Em síntese, para compreender a possibilidade de uma universalidade verdadeiramente humana, se põem duas grandes mutações: a) o infinito desenvolvimento das forças produtivas e b) a preocupação filosófica do homem em buscar a solução das questões na raiz, que é o próprio homem, dentro da concepção ontológica. A filosofia se transforma em instrumento de mudança, e as mudanças são as armas da filosofia, como diz Marx, para que um mundo novo se ponha. Logo,
É fato, no entanto, que a arma da crítica não pode
substituir a crítica das armas, o poder material tem
de ser derrubado pelo poder material, no entanto,
também a teoria se transforma em poder material
assim que se apodera das massas. A teoria é capaz
de apoderar-se das massas assim que se evidencia
ad hominem [no ser humano – latim], e de fato ela
se evidencia ad hominem tão logo se torna radical.
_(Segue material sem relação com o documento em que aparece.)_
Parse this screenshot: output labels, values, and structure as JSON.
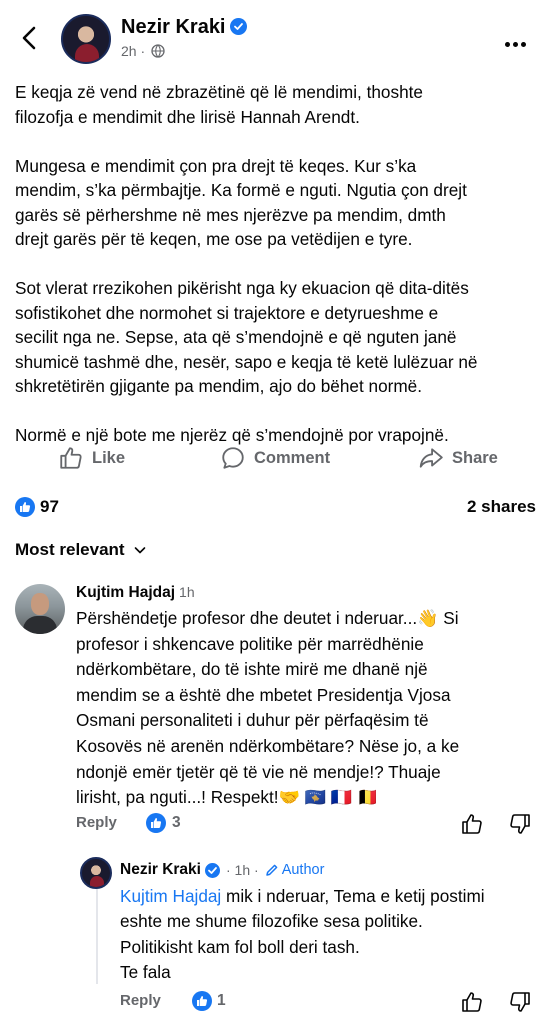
{
  "header": {
    "author": "Nezir Kraki",
    "time": "2h",
    "privacy_icon": "globe-icon"
  },
  "post": {
    "paragraphs": [
      "E keqja zë vend në zbrazëtinë që lë mendimi, thoshte\nfilozofja e mendimit dhe lirisë Hannah Arendt.",
      "Mungesa e mendimit çon pra drejt të keqes. Kur s’ka\nmendim, s’ka përmbajtje. Ka formë e nguti. Ngutia çon drejt\ngarës së përhershme në mes njerëzve pa mendim, dmth\ndrejt garës për të keqen, me ose pa vetëdijen e tyre.",
      "Sot vlerat rrezikohen pikërisht nga ky ekuacion që dita-ditës\nsofistikohet dhe normohet si trajektore e detyrueshme e\nsecilit nga ne. Sepse, ata që s’mendojnë e që nguten janë\nshumicë tashmë dhe, nesër, sapo e keqja të ketë lulëzuar në\nshkretëtirën gjigante pa mendim, ajo do bëhet normë.",
      "Normë e një bote me njerëz që s’mendojnë por vrapojnë."
    ]
  },
  "actions": {
    "like": "Like",
    "comment": "Comment",
    "share": "Share"
  },
  "stats": {
    "reactions": "97",
    "shares": "2 shares"
  },
  "sort": {
    "label": "Most relevant"
  },
  "comment": {
    "author": "Kujtim Hajdaj",
    "time": "1h",
    "text": "Përshëndetje profesor dhe deutet i nderuar...👋 Si\nprofesor i shkencave politike për marrëdhënie\nndërkombëtare, do të ishte mirë me dhanë një\nmendim se a është dhe mbetet Presidentja Vjosa\nOsmani personaliteti i duhur për përfaqësim të\nKosovës në arenën ndërkombëtare? Nëse jo, a ke\nndonjë emër tjetër që të vie në mendje!? Thuaje\nlirisht, pa nguti...! Respekt!🤝 🇽🇰 🇫🇷 🇧🇪",
    "reply_label": "Reply",
    "like_count": "3"
  },
  "reply": {
    "author": "Nezir Kraki",
    "time": "1h",
    "badge": "Author",
    "mention": "Kujtim Hajdaj",
    "line1_rest": " mik i nderuar, Tema e ketij postimi",
    "rest": "eshte me shume filozofike sesa politike.\nPolitikisht kam fol boll deri tash.\nTe fala",
    "reply_label": "Reply",
    "like_count": "1"
  },
  "colors": {
    "accent": "#1877f2",
    "secondary_text": "#65676b",
    "primary_text": "#050505"
  }
}
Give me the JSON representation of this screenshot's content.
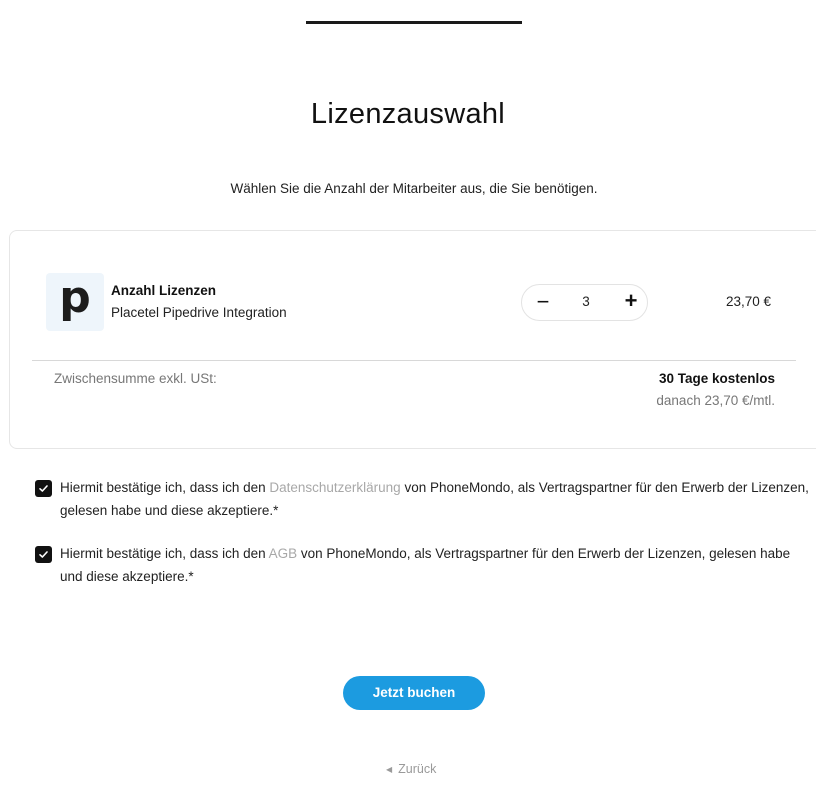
{
  "page": {
    "title": "Lizenzauswahl",
    "subtitle": "Wählen Sie die Anzahl der Mitarbeiter aus, die Sie benötigen."
  },
  "product": {
    "logo_letter": "p",
    "name": "Anzahl Lizenzen",
    "description": "Placetel Pipedrive Integration",
    "quantity": "3",
    "minus_symbol": "−",
    "plus_symbol": "+",
    "price": "23,70 €"
  },
  "summary": {
    "subtotal_label": "Zwischensumme exkl. USt:",
    "trial_text": "30 Tage kostenlos",
    "after_trial_text": "danach 23,70 €/mtl."
  },
  "consents": [
    {
      "checked": true,
      "prefix": "Hiermit bestätige ich, dass ich den ",
      "link": "Datenschutzerklärung",
      "suffix": " von PhoneMondo, als Vertragspartner für den Erwerb der Lizenzen, gelesen habe und diese akzeptiere.*"
    },
    {
      "checked": true,
      "prefix": "Hiermit bestätige ich, dass ich den ",
      "link": "AGB",
      "suffix": " von PhoneMondo, als Vertragspartner für den Erwerb der Lizenzen, gelesen habe und diese akzeptiere.*"
    }
  ],
  "actions": {
    "book_label": "Jetzt buchen",
    "back_label": "Zurück"
  },
  "colors": {
    "accent": "#1c9be0",
    "link_muted": "#a8a8a8",
    "logo_bg": "#eef5fb"
  },
  "icons": {
    "checkbox": "check-icon",
    "back": "chevron-left-icon"
  }
}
Ser radical signifi ca agarrar a questão pela raiz. Mas
a raiz é, para o ser humano, o próprio ser humano.
[…] o ser humano, é o mais nobre dos seres para o
ser humano, ou seja, com o imperativo categórico
de derrubar todas as condições que fazem do ser
humano um ser humilhado, oprimido, abandonado,
desprezível. (MARX, 2010, p.44).
Portanto, é fundamental esclarecer que o entendimento da contradição entre o proletariado, aquele que gera a riqueza, e aqueles que se apropriam dessa riqueza, os proprietários privados, faz parte de uma etapa do processo de desenvolvimento da humanidade. A sociedade civil, a sociedade burguesa, é um momento importante e determinante, no qual foi gerada imensa riqueza material e espiritual, capaz de conduzir o homem à verdadeira sociedade humana, onde terá sido superada toda e qualquer necessidade e se instaurará o reino da liberdade, cabendo a todos os homens, em sua diversidade, formarem uma única comunidade. E, assim, “em lugar da antiga sociedade burguesa, com suas classes e antagonismos de classes, surge uma associação onde o livre desenvolvimento de cada um é a condição do livre desenvolvimento de todos”. (MARX, 1980, pag. 38). Eis o desafio posto para a construção da sociedade verdadeiramente humana.